I hacked up a WAT file with this inside a function body and compiled it with wat2wasm --enable-simd

    (local $2 v128)
    (set_local $2
       (i8x16.splat (i32.const 8))
    )
And I get an error "invalid local type" when I try to run it within Node.


> Do you know of any areas where WASM would outdo the current Javascript implementation?

As soon as you can imagine something that would "better work in C" it's reasonable to expect that Wasm will have an edge vs. Javascript. Javascript does eventually get JIT-ed etc, but with wasm it's effectively "just the code" from the start -- conceptually, Wasm code doesn't have to contain any checks to "fall back" to some slower implementation, once it's processed.

Here's one of the "minimal" examples of calling the C function which is compiled to the WebAssembly: https://medium.freecodecamp.org/get-started-with-webassembly...

Note the resulting native assembly code in the picture on the right there. It's that minimal. I don't know how big the costs JavaScript to that are... But seeing how beautifully you've measured for your project, I'm quite sure you're more than suited to evaluate that too, and to measure the currently minimal costs. And as there is a lot of interest in these topics, if you demonstrate the obvious weakness there's a chance it could be fixed?

It seems that the string has to be copied every time a call from JavaScript to Wasm is made (there stringToUTF8):

https://blog.teamemo.com/behind-teamemo-using-a-c-library-fr...


Great to see google open sourcing its internal cpp libraries.


Indeed. It raises the baseline that Google itself had set many years back with dense_hash_map.


It was only about one year between Swisstables being generally available within google and the absl release, which isn’t bad at all.


Can somebody please write this in C99 C? I'll do it also, but I'm too busy currently.

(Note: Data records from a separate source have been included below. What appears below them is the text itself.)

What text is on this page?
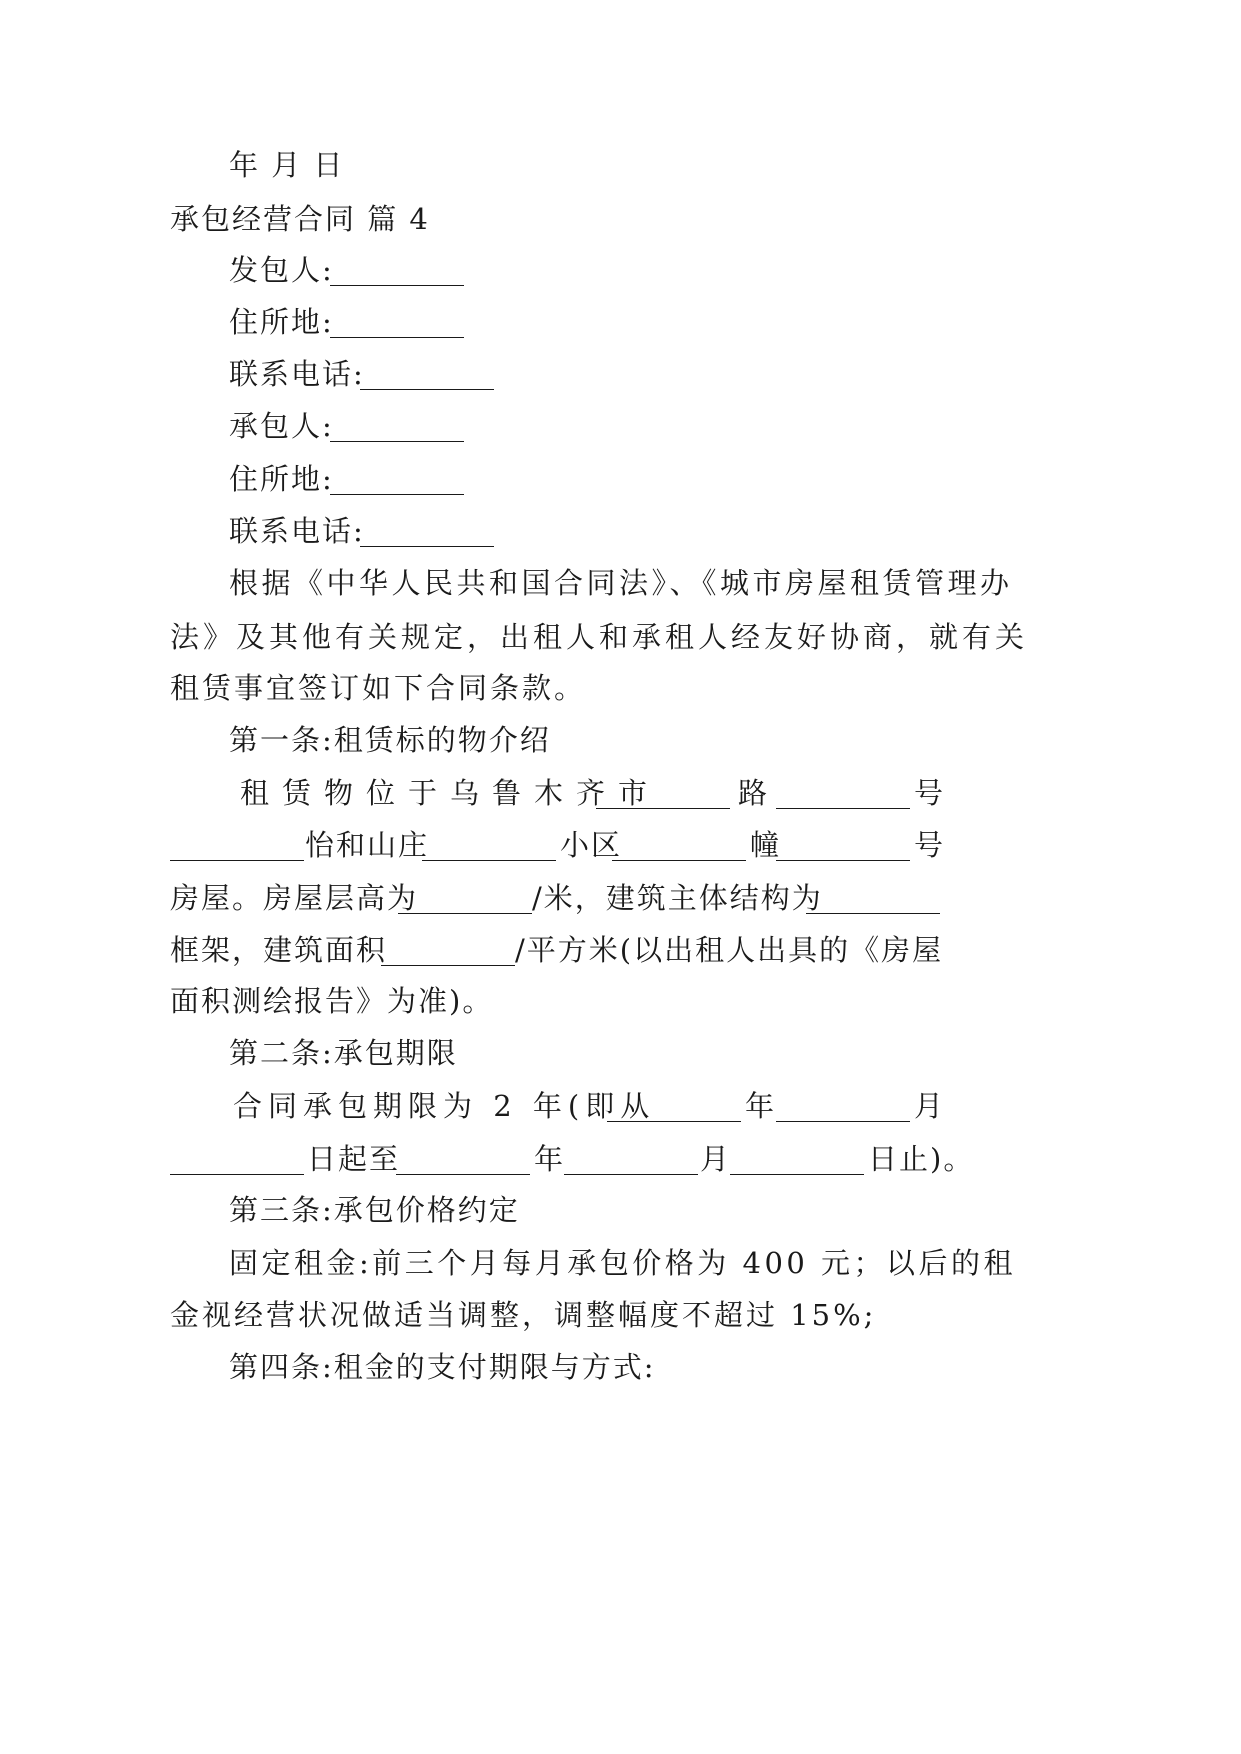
年 月 日
承包经营合同 篇 4
发包人:
住所地:
联系电话:
承包人:
住所地:
联系电话:
根据《中华人民共和国合同法》、《城市房屋租赁管理办
法》及其他有关规定，出租人和承租人经友好协商，就有关
租赁事宜签订如下合同条款。
第一条:租赁标的物介绍
租赁物位于乌鲁木齐市	路	号
怡和山庄	小区	幢	号
房屋。房屋层高为	/米，建筑主体结构为
框架，建筑面积	/平方米(以出租人出具的《房屋
面积测绘报告》为准)。
第二条:承包期限
合同承包期限为 2 年(即从	年	月
日起至	年	月	日止)。
第三条:承包价格约定
固定租金:前三个月每月承包价格为 400 元；以后的租
金视经营状况做适当调整，调整幅度不超过 15%;
第四条:租金的支付期限与方式:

I'd also love to see the 7 word variant implemented with the first bit mark for full. it's only mentioned in the cppcon talk but not in the repo.


> We generally recommend that you use absl::flat_hash_map<K, std::unique_ptr<V>> instead of absl::node_hash_map<K, V>.

So what's the point of `node_hash_map` then ?


If you need pointer stability in keys, then node_hash_map has that. Also, it is easier for large scale conversions because it has the same pointer stability guarantees as std::unordered_map


Where does the name come from though?


It was initially developed in Zurich.